O movimento seguinte foi explicitar urbi et orbi que eu ficaria muuuito chateado se a gatinha não ficasse em meu apartamento. Obtendo a concordância relutante da ex-dona de Fumaça, mudei o nome dela (da gata, não da filha) para Pimentinha. É que a ferinha tem o pelo praticamente da mesma cor daquele de minha gata Pimenta, que morreu em 2022, com 22 anos de idade. Isso equivale a mais de 100 anos de humanos, é coisa pra dedéu.

A partir daí, passei a buscar semelhanças entre Pimentinha e Pimenta. A diminutiva não passeia sobre o meu teclado, como fazia Pimenta; mas tenho de confessar que ela só passou a fazer isso depois de bem veínha.

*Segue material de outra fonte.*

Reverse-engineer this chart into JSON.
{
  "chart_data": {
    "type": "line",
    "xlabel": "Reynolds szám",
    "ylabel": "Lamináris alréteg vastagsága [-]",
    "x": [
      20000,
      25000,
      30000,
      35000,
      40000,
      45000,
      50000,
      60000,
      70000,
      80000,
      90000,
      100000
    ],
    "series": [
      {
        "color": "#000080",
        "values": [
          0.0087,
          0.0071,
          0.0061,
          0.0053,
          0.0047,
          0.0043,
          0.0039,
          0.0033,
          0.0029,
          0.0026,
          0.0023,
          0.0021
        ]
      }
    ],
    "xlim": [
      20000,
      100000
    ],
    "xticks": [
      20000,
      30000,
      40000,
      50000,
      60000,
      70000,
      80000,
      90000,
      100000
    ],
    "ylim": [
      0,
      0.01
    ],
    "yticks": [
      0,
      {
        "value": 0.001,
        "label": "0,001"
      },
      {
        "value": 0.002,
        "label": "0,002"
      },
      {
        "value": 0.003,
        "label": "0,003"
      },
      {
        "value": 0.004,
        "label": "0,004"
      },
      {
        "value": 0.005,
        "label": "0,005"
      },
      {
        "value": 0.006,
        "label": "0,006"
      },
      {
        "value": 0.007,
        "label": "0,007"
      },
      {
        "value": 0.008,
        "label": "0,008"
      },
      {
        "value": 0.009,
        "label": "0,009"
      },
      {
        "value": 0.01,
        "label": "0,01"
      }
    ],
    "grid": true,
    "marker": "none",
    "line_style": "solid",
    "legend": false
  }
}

Pimentinha não tem medo de gatos, que nem Pimenta: encara os até então cinco felinos da casa, mordendo seus rabos com os dentinhos afiados e levando surras homéricas por isso. A recém-chegada não tem receio do mundo exterior, traço característico de Pimenta; já fugiu duas vezes, dando-me um trabalho dos diabos para caçá-la pelas escadas do edifício.

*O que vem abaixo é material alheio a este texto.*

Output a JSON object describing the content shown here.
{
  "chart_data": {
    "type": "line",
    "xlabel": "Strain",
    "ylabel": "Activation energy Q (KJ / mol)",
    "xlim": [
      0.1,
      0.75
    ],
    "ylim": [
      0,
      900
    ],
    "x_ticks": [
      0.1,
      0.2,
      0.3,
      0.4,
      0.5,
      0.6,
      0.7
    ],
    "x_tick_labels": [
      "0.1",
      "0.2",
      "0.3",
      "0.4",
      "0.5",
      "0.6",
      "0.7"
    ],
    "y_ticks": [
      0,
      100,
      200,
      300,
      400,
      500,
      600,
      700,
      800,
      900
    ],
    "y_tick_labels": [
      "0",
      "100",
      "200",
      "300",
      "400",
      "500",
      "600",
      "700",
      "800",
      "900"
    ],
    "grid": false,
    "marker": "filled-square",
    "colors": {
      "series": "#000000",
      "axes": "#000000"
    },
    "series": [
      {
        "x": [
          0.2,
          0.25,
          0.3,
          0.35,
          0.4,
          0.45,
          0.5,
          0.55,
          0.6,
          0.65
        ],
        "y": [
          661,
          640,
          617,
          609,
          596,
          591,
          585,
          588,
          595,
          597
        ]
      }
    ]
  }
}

No entanto, a coloração do pelo das duas fica a cada dia mais parecido – e isso me dava um vislumbre de esperança de que minha Pimenta tivesse voltado para mim.

A prova dos nove chegou quando Pimentinha começou a conversar comigo. Não me chama de “meu escravo querido”, como fazia Pimenta, a amada.

Chama-me de escravão – e, para ela, bem pequenininha, devo ser mesmo enorme. Ontem não aguentei e perguntei, de bate pronto:

– Pimentinha, você lembra de ter vivido aqui antes, neste apartamento? Pimentinha, você não é a reencarnação de minha gata Pimenta, mandada pela deusa Bastet, protetora dos gatos, para me fazer feliz?

(No Natal de 2022, recebi a visita da deusa felina Bastet, do antigo Egito, que materializou Pimenta para dar um adeus de despedida, episódio que relatei no conto Natal miau.)

A gatinha me olhou em silêncio por alguns instantes, depois miou:

– Escravão, você tem quantos anos?

Parei. Pensei em dizer minha idade humana, 77 anos, mas achei melhor traduzir em anos de gatos:

– Tenho 15 anos dos de vocês.

– Uau, 15 anos? – espantou-se Pimentinha. – Tá véio, né, escravão?

Parou por um momento e desfechou, impiedosa:

– E com 15 anos de praia o escravão ainda acredita em reencarnação de gato?

E foi embora para correr atrás do próprio rabo, algo muito mais divertido do que conversar com um escravo sentimental na última, que se lançou, com armas e bagagens, na busca da Pimenta perdida.